Metrobank chief economist Nicholas Antonio Mapa said the interest rate differential between the Philippines and the US is now at 125 basis points, giving the BSP space to cut again next month.
“The BSP has more than enough space to cut the target reverse repurchase rate (RRP) by 25 basis points in October, with September inflation possibly dipping to 2.3 percent,” Mapa said in a social media post.
He added that the timing of cuts may also become an issue if the Monetary Board pauses next month, as the US Fed has two scheduled meetings before the BSP meets in December. The Fed will meet on Nov. 6 to 7 and on Dec. 17 to 18 to discuss policy.
The BSP slashed interest rates by 25 basis points in its meeting last month ahead of the US Fed’s cut. This brought the target RRP to 6.25 percent from the over 17-year high of 6.50 percent, marking the central bank’s first rate cut in nearly four years.

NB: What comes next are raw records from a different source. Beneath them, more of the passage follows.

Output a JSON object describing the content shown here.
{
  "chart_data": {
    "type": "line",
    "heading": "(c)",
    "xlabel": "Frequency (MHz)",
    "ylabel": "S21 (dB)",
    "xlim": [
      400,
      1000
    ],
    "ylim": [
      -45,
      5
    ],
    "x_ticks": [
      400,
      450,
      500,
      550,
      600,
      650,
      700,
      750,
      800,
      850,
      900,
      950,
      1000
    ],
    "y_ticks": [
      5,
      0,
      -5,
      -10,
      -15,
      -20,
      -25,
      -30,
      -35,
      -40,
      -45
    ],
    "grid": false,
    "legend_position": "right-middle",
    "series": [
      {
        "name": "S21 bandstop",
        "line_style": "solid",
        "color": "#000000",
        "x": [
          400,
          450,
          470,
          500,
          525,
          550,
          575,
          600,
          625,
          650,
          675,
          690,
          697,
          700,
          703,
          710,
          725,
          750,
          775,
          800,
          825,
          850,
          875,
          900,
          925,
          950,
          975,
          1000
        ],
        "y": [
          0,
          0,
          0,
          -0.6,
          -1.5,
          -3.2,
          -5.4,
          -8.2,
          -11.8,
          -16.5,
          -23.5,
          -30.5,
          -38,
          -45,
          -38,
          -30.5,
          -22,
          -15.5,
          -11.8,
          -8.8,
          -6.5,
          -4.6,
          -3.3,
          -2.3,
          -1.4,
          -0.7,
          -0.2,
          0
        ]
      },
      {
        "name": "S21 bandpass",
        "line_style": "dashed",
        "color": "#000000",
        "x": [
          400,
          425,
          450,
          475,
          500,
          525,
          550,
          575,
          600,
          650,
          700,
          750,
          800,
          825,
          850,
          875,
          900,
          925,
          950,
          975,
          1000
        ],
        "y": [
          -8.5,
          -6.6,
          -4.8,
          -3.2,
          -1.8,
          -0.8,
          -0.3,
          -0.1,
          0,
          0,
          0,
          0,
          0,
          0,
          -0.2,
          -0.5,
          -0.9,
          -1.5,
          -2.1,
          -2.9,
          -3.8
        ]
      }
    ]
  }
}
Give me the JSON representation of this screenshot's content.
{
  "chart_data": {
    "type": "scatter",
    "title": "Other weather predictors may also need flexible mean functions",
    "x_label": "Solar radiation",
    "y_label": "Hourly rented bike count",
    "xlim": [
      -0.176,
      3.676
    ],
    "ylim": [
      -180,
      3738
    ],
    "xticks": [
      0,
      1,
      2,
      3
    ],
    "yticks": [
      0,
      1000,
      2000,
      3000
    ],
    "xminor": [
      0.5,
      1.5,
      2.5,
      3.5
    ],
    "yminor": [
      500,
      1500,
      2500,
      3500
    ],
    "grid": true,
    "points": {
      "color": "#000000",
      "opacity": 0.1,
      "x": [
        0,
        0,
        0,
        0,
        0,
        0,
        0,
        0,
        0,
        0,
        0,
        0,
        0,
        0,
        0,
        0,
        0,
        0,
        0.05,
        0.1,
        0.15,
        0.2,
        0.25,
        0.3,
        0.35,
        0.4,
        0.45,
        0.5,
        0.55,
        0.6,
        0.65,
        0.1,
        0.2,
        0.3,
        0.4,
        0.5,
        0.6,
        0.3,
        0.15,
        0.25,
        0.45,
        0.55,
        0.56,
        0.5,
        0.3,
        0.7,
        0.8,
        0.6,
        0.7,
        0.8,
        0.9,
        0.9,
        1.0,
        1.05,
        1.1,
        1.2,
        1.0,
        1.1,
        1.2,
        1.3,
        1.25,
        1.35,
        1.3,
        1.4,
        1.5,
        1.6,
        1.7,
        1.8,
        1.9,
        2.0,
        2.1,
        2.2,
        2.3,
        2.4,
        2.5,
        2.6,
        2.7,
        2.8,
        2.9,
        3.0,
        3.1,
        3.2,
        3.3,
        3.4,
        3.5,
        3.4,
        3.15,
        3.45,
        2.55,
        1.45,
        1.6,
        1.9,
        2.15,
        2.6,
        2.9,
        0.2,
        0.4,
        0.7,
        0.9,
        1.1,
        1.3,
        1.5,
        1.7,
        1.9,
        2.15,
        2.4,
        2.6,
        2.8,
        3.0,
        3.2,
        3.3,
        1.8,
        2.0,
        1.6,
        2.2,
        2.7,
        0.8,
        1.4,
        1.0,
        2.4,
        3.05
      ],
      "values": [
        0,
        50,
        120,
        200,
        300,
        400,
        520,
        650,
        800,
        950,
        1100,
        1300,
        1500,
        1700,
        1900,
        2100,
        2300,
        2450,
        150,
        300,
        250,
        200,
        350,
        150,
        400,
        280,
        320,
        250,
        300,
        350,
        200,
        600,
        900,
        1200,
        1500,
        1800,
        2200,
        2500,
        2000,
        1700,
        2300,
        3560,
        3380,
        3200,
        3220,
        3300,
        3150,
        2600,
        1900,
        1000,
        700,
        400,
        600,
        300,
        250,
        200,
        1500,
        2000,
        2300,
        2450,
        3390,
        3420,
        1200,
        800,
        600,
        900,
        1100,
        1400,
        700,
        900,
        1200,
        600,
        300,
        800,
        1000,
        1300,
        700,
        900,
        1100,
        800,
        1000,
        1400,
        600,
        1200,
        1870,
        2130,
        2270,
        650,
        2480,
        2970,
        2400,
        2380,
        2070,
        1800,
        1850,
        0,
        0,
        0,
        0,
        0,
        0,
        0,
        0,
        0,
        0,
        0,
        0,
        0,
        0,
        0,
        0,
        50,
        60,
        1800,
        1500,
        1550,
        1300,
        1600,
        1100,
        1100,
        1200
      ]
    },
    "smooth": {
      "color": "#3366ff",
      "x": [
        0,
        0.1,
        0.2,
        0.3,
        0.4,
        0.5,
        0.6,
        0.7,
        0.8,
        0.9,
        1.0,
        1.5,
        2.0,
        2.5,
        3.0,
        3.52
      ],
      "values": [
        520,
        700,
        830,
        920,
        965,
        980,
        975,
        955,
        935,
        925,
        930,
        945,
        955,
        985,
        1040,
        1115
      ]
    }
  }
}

Before the cut, the BSP kept its policy rate steady for six straight meetings since November 2023. From May 2022 to October 2023, it hiked rates by 450 basis points to tame inflation.

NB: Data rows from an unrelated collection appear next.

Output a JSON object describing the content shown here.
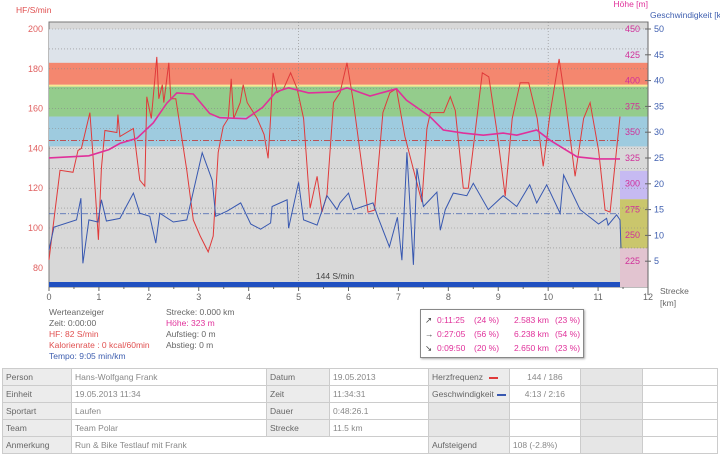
{
  "chart_data": {
    "type": "line",
    "x_label": "Strecke",
    "x_unit": "[km]",
    "xlim": [
      0,
      12
    ],
    "x_ticks": [
      0,
      1,
      2,
      3,
      4,
      5,
      6,
      7,
      8,
      9,
      10,
      11,
      12
    ],
    "left_axis": {
      "label": "HF/S/min",
      "ylim": [
        75,
        202
      ],
      "ticks": [
        80,
        100,
        120,
        140,
        160,
        180,
        200
      ]
    },
    "height_axis": {
      "label": "Höhe [m]",
      "ticks": [
        225,
        250,
        275,
        300,
        325,
        350,
        375,
        400,
        425,
        450
      ]
    },
    "right_axis": {
      "label": "Geschwindigkeit [km/h]",
      "ticks": [
        5,
        10,
        15,
        20,
        25,
        30,
        35,
        40,
        45,
        50
      ]
    },
    "grid": true,
    "hf_zones": [
      {
        "from": 183,
        "to": 200,
        "color": "#dde3ea"
      },
      {
        "from": 172,
        "to": 183,
        "color": "#f4876f"
      },
      {
        "from": 171,
        "to": 172,
        "color": "#f8e890"
      },
      {
        "from": 156,
        "to": 171,
        "color": "#94cc8c"
      },
      {
        "from": 141,
        "to": 156,
        "color": "#9ecbdf"
      }
    ],
    "speed_zones": [
      {
        "from": 17,
        "to": 22.5,
        "color": "#c6baf2"
      },
      {
        "from": 7.5,
        "to": 17,
        "color": "#cac66c"
      },
      {
        "from": 0,
        "to": 7.5,
        "color": "#e2c4d0"
      }
    ],
    "avg_hf": 144,
    "avg_speed": 14.2,
    "avg_label": "144 S/min",
    "series": [
      {
        "name": "Herzfrequenz",
        "color": "#e03a3a",
        "axis": "left",
        "points": [
          [
            0,
            84
          ],
          [
            0.22,
            129
          ],
          [
            0.48,
            128
          ],
          [
            0.58,
            139
          ],
          [
            0.65,
            140
          ],
          [
            0.82,
            158
          ],
          [
            0.88,
            137
          ],
          [
            0.99,
            94
          ],
          [
            1.05,
            130
          ],
          [
            1.12,
            149
          ],
          [
            1.36,
            148
          ],
          [
            1.38,
            157
          ],
          [
            1.42,
            146
          ],
          [
            1.69,
            150
          ],
          [
            1.82,
            124
          ],
          [
            1.92,
            121
          ],
          [
            1.96,
            166
          ],
          [
            2.05,
            155
          ],
          [
            2.16,
            186
          ],
          [
            2.2,
            165
          ],
          [
            2.27,
            172
          ],
          [
            2.3,
            163
          ],
          [
            2.4,
            183
          ],
          [
            2.44,
            165
          ],
          [
            2.54,
            165
          ],
          [
            2.76,
            129
          ],
          [
            2.89,
            104
          ],
          [
            3.03,
            96
          ],
          [
            3.19,
            88
          ],
          [
            3.29,
            96
          ],
          [
            3.39,
            138
          ],
          [
            3.49,
            151
          ],
          [
            3.59,
            155
          ],
          [
            3.65,
            175
          ],
          [
            3.7,
            155
          ],
          [
            3.83,
            163
          ],
          [
            3.89,
            172
          ],
          [
            3.97,
            163
          ],
          [
            4.17,
            155
          ],
          [
            4.31,
            147
          ],
          [
            4.39,
            135
          ],
          [
            4.43,
            151
          ],
          [
            4.49,
            178
          ],
          [
            4.57,
            168
          ],
          [
            4.7,
            170
          ],
          [
            4.84,
            178
          ],
          [
            4.97,
            170
          ],
          [
            5.1,
            155
          ],
          [
            5.23,
            110
          ],
          [
            5.37,
            126
          ],
          [
            5.47,
            108
          ],
          [
            5.57,
            117
          ],
          [
            5.7,
            163
          ],
          [
            5.83,
            168
          ],
          [
            5.97,
            183
          ],
          [
            6.1,
            163
          ],
          [
            6.39,
            108
          ],
          [
            6.52,
            109
          ],
          [
            6.69,
            158
          ],
          [
            6.83,
            168
          ],
          [
            6.96,
            170
          ],
          [
            7.13,
            146
          ],
          [
            7.47,
            113
          ],
          [
            7.57,
            150
          ],
          [
            7.64,
            158
          ],
          [
            7.91,
            158
          ],
          [
            8.04,
            166
          ],
          [
            8.14,
            159
          ],
          [
            8.3,
            120
          ],
          [
            8.4,
            120
          ],
          [
            8.57,
            155
          ],
          [
            8.68,
            178
          ],
          [
            8.81,
            176
          ],
          [
            8.97,
            149
          ],
          [
            9.14,
            116
          ],
          [
            9.28,
            155
          ],
          [
            9.44,
            173
          ],
          [
            9.61,
            173
          ],
          [
            9.78,
            155
          ],
          [
            9.9,
            131
          ],
          [
            10.04,
            158
          ],
          [
            10.22,
            185
          ],
          [
            10.35,
            163
          ],
          [
            10.54,
            126
          ],
          [
            10.71,
            155
          ],
          [
            10.84,
            163
          ],
          [
            11.01,
            139
          ],
          [
            11.14,
            109
          ],
          [
            11.24,
            108
          ],
          [
            11.44,
            156
          ]
        ]
      },
      {
        "name": "Höhe",
        "color": "#e0309a",
        "axis": "height",
        "points": [
          [
            0,
            325
          ],
          [
            0.8,
            327
          ],
          [
            1.2,
            333
          ],
          [
            1.42,
            339
          ],
          [
            1.76,
            344
          ],
          [
            2.09,
            359
          ],
          [
            2.36,
            378
          ],
          [
            2.56,
            388
          ],
          [
            2.89,
            387
          ],
          [
            3.22,
            368
          ],
          [
            3.42,
            364
          ],
          [
            3.95,
            363
          ],
          [
            4.28,
            374
          ],
          [
            4.55,
            389
          ],
          [
            4.8,
            393
          ],
          [
            5.2,
            388
          ],
          [
            5.74,
            389
          ],
          [
            5.97,
            393
          ],
          [
            6.43,
            385
          ],
          [
            6.96,
            392
          ],
          [
            7.16,
            381
          ],
          [
            7.63,
            365
          ],
          [
            7.9,
            352
          ],
          [
            8.3,
            349
          ],
          [
            8.7,
            347
          ],
          [
            9.1,
            349
          ],
          [
            9.37,
            347
          ],
          [
            9.77,
            352
          ],
          [
            10.04,
            342
          ],
          [
            10.58,
            326
          ],
          [
            10.98,
            324
          ],
          [
            11.44,
            324
          ]
        ]
      },
      {
        "name": "Geschwindigkeit",
        "color": "#3858b0",
        "axis": "right",
        "points": [
          [
            0,
            7.2
          ],
          [
            0.1,
            11.6
          ],
          [
            0.55,
            13
          ],
          [
            0.64,
            17.2
          ],
          [
            0.66,
            10
          ],
          [
            0.68,
            4.6
          ],
          [
            0.8,
            13
          ],
          [
            0.98,
            12.6
          ],
          [
            1.05,
            16.9
          ],
          [
            1.15,
            12.8
          ],
          [
            1.42,
            13.3
          ],
          [
            1.69,
            18.2
          ],
          [
            1.82,
            14.3
          ],
          [
            2.02,
            13.7
          ],
          [
            2.14,
            8.5
          ],
          [
            2.22,
            14.3
          ],
          [
            2.49,
            12.6
          ],
          [
            2.76,
            13
          ],
          [
            3.07,
            26
          ],
          [
            3.27,
            20.7
          ],
          [
            3.34,
            13.7
          ],
          [
            3.57,
            14.7
          ],
          [
            3.84,
            16.3
          ],
          [
            4.04,
            12.2
          ],
          [
            4.24,
            11.2
          ],
          [
            4.44,
            12.4
          ],
          [
            4.47,
            15.6
          ],
          [
            4.77,
            16.9
          ],
          [
            4.8,
            11.4
          ],
          [
            5.0,
            20.3
          ],
          [
            5.1,
            13
          ],
          [
            5.37,
            12
          ],
          [
            5.57,
            17.7
          ],
          [
            5.77,
            15
          ],
          [
            5.83,
            16.3
          ],
          [
            6.0,
            18.2
          ],
          [
            6.1,
            15
          ],
          [
            6.49,
            16.3
          ],
          [
            6.59,
            13.5
          ],
          [
            6.82,
            7.8
          ],
          [
            6.98,
            13.5
          ],
          [
            7.07,
            5.2
          ],
          [
            7.17,
            26.1
          ],
          [
            7.3,
            4.3
          ],
          [
            7.37,
            23
          ],
          [
            7.5,
            15.6
          ],
          [
            7.77,
            18.4
          ],
          [
            7.84,
            11
          ],
          [
            7.94,
            15
          ],
          [
            8.1,
            18.2
          ],
          [
            8.37,
            17.7
          ],
          [
            8.5,
            20.1
          ],
          [
            8.8,
            15
          ],
          [
            9.1,
            17.7
          ],
          [
            9.37,
            15.6
          ],
          [
            9.63,
            19.8
          ],
          [
            9.77,
            16.3
          ],
          [
            9.97,
            19.8
          ],
          [
            10.24,
            14.3
          ],
          [
            10.31,
            21.7
          ],
          [
            10.64,
            15
          ],
          [
            11.01,
            12.2
          ],
          [
            11.17,
            13.3
          ],
          [
            11.2,
            12
          ],
          [
            11.37,
            14
          ],
          [
            11.44,
            13
          ],
          [
            11.46,
            7.5
          ]
        ]
      }
    ]
  },
  "readout": {
    "title": "Werteanzeiger",
    "zeit": "Zeit: 0:00:00",
    "hf": "HF: 82 S/min",
    "kal": "Kalorienrate : 0 kcal/60min",
    "tempo": "Tempo: 9:05 min/km",
    "strecke": "Strecke: 0.000 km",
    "hoehe": "Höhe: 323 m",
    "aufstieg": "Aufstieg: 0 m",
    "abstieg": "Abstieg: 0 m"
  },
  "climb": [
    {
      "icon": "↗",
      "time": "0:11:25",
      "tp": "(24 %)",
      "dist": "2.583 km",
      "dp": "(23 %)"
    },
    {
      "icon": "→",
      "time": "0:27:05",
      "tp": "(56 %)",
      "dist": "6.238 km",
      "dp": "(54 %)"
    },
    {
      "icon": "↘",
      "time": "0:09:50",
      "tp": "(20 %)",
      "dist": "2.650 km",
      "dp": "(23 %)"
    }
  ],
  "table": {
    "person_l": "Person",
    "person": "Hans-Wolfgang Frank",
    "datum_l": "Datum",
    "datum": "19.05.2013",
    "hf_l": "Herzfrequenz",
    "hf": "144 / 186",
    "hf_color": "#e03a3a",
    "einheit_l": "Einheit",
    "einheit": "19.05.2013 11:34",
    "zeit_l": "Zeit",
    "zeit": "11:34:31",
    "gesch_l": "Geschwindigkeit",
    "gesch": "4:13 / 2:16",
    "gesch_color": "#3858b0",
    "sport_l": "Sportart",
    "sport": "Laufen",
    "dauer_l": "Dauer",
    "dauer": "0:48:26.1",
    "team_l": "Team",
    "team": "Team Polar",
    "strecke_l": "Strecke",
    "strecke": "11.5 km",
    "anm_l": "Anmerkung",
    "anm": "Run & Bike Testlauf mit Frank",
    "auf_l": "Aufsteigend",
    "auf": "108 (-2.8%)"
  }
}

BPI lead economist Jun Neri said the beginning of the US easing cycle opens the window to accumulate gross international reserves (GIR) as long as the Philippines has a comfortable interest rate differential with the US.
“The BSP can probably become as aggressive as the Fed in the cuts if our GIR is brought up closer to the Philippine economy’s $130-billion external debt. BSP hasn’t been able to build up its GIR significantly since the rate hike cycle in mid-2022,” he said.
Based on the latest central bank data, the country’s GIR level increased to $106.9 billion in August from $106.7 billion in July. It marked the highest in 29 months or since the $107.3 billion in March 2022.
Thus, the Monetary Board may deliver only one more rate cut this year as the Philippines needs to build up its dollar buffer first while it still has the space to do so, Neri said.
He added that the Monetary Board also needs to reduce banks’ reserve requirement ratios meaningfully this year.
BSP Governor Eli Remolona Jr. said the Monetary Board will “substantially” lower banks’ reserve requirements before the end of the year and further cuts in 2025.
The RRR is the percentage of bank deposits and deposit substitute liabilities that banks cannot lend out and must set aside in deposits with the BSP.